Spinach-Stuffed Pork Tenderloin Recipe
1 pork tenderloin (about 1 pound)
1/2 teaspoon celery salt, divided
1/2 teaspoon garlic powder, divided
1/2 teaspoon pepper, divided
4 slices provolone cheese
2 cups fresh spinach
2 thin slices deli ham (1/2 ounce each)
Cut a lengthwise slit down the center of the tenderloin to within 1/2 in. of bottom.
Open tenderloin so it lies flat. On each half, make another, lengthwise slit down the center to within 1/2 in. of bottom; cover with plastic wrap.
Flatten to 1/4-in. thickness.
Remove plastic wrap;
sprinkle pork with 1/4 teaspoon celery salt, 1/4 teaspoon garlic powder and 1/4 teaspoon pepper.
Layer with the cheese, spinach and ham. Press down gently.
Roll up jelly-roll style, starting with a long side.
Tie the roast at 1-1/2-inch to 2-inch intervals with kitchen string.
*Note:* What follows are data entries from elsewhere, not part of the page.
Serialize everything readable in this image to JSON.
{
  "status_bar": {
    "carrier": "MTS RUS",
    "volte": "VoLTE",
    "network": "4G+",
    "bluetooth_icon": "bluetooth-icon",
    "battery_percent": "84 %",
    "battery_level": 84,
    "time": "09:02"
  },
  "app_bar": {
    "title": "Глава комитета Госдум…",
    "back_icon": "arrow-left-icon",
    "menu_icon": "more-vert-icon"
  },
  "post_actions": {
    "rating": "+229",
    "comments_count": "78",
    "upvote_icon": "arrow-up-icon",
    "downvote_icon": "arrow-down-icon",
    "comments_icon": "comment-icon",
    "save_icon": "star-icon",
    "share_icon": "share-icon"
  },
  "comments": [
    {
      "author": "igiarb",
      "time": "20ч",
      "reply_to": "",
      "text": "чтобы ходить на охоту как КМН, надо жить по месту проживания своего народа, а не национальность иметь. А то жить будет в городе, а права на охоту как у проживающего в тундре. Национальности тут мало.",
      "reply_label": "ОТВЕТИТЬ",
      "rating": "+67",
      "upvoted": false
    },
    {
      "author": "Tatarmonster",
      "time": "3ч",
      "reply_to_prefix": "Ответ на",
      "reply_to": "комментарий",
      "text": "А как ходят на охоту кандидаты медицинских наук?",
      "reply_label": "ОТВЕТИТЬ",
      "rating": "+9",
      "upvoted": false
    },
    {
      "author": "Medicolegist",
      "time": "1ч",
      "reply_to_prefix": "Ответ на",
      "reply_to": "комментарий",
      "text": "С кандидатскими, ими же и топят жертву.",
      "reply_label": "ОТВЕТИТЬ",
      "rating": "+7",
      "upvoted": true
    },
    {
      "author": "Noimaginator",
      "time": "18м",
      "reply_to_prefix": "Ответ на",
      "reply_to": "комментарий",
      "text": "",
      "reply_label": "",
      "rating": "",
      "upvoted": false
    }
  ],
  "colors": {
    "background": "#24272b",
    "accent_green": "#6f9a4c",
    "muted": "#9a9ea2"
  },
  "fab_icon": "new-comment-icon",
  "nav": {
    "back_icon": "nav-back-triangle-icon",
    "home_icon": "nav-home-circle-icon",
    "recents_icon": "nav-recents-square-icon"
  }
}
Sprinkle with remaining celery salt, garlic powder and pepper.
Place on a rack in a shallow baking pan.
Bake, uncovered, at 425° for 25-30 minutes or until a meat thermometer reads 160°.
Transfer to a serving platter. Let stand for 10 minutes before slicing. Yield: 4 servings.
Tonight I’m serving with curried rice, garden salad and fruit compote.